同社が1月31日に発表した2023年10〜12月期の決算報告書によると、同四半期の中国での売上高は7億3500万ドル(約1084億円)と前年同期比18%増加した。
スターバックスにとって、中国はアメリカに次ぐ世界第2の市場だ。2023年末時点の中国の店舗数は6975店。そのうち885店は2023年に新規開設したもので、2021〜2022年に比べて出店ペースが加速している。
(引用元:東洋経済 https://toyokeizai.net/articles/-/733513)
しかし、スターバックスの平均単価は9%減少したとも記載されていた。不景気なニュースが相次ぎ先行き不安な中、消費者の倹約傾向が高まっているのは事実のようだ。
先行き不安から宝くじの販売額増加
2023年は将来の経済不安から一攫千金の夢を見て宝くじを買う人が増加した。
宝くじの販売額は前年比53%増の5,700憶元(約12兆1,736億円)超えとなった。
(引用元:JETRO https://www.jetro.go.jp/biznews/2024/02/3b4494ab74ab9879.html)
宝くじを購入する層の多くは若者だ。
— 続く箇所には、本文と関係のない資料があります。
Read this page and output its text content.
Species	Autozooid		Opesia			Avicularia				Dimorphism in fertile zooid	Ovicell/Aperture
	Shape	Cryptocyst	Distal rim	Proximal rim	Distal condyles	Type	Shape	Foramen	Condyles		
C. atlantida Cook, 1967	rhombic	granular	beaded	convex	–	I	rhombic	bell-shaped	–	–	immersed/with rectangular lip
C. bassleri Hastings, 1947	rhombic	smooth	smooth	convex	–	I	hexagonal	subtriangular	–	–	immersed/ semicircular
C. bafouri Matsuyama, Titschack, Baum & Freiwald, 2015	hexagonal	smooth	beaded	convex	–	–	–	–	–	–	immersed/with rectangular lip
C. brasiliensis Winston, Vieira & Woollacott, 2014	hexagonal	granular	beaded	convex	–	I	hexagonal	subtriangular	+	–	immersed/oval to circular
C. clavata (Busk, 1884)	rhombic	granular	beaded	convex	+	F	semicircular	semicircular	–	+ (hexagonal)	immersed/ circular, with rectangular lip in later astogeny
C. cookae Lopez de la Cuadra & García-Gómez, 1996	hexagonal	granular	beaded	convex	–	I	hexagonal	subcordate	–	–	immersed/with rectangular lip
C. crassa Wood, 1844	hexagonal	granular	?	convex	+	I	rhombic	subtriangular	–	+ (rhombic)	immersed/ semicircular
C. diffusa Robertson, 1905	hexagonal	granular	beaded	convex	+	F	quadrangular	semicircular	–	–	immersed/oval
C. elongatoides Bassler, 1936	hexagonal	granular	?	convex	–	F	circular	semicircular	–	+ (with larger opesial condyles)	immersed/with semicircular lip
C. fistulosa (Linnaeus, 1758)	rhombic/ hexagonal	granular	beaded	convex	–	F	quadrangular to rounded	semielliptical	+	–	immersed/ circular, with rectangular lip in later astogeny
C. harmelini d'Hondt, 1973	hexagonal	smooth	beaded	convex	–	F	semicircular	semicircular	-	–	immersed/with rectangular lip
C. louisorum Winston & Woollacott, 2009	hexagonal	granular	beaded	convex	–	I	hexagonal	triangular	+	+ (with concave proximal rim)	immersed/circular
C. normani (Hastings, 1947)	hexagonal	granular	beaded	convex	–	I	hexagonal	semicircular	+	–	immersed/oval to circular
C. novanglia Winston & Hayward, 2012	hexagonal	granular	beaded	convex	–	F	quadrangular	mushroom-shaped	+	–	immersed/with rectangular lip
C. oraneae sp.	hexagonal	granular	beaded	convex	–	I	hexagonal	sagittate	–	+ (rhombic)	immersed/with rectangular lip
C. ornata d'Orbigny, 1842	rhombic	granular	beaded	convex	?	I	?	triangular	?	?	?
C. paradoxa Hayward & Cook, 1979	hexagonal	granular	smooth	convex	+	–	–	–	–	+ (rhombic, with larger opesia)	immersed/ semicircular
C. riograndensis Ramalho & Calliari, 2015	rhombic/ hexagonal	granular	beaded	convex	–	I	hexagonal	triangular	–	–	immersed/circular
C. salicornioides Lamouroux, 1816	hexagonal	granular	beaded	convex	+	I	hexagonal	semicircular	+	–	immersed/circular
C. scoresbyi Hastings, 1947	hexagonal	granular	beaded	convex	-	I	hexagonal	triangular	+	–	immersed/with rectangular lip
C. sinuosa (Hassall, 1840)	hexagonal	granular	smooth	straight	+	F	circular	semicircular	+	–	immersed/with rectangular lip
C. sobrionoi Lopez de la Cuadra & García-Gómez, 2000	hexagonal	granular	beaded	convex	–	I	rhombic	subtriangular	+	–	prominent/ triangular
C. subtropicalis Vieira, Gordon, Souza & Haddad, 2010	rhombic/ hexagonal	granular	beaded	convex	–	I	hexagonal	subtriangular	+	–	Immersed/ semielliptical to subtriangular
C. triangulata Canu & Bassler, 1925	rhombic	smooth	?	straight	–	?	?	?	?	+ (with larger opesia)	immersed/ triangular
自己投資のためだけでなくプレゼントとして宝くじを購入するなど、宝くじの新しいスタイルを確立した。
中国西安市では近年の結婚・出産率の低下を受け、結婚祝いとして宝くじをプレゼントするユニークなキャンペーンを実施している。
先行き不安から消費者の財布の紐が堅い状況はしばらく続く見通しで、Z世代に広がる理性的な購入が及ぼす影響に今後も注目したい。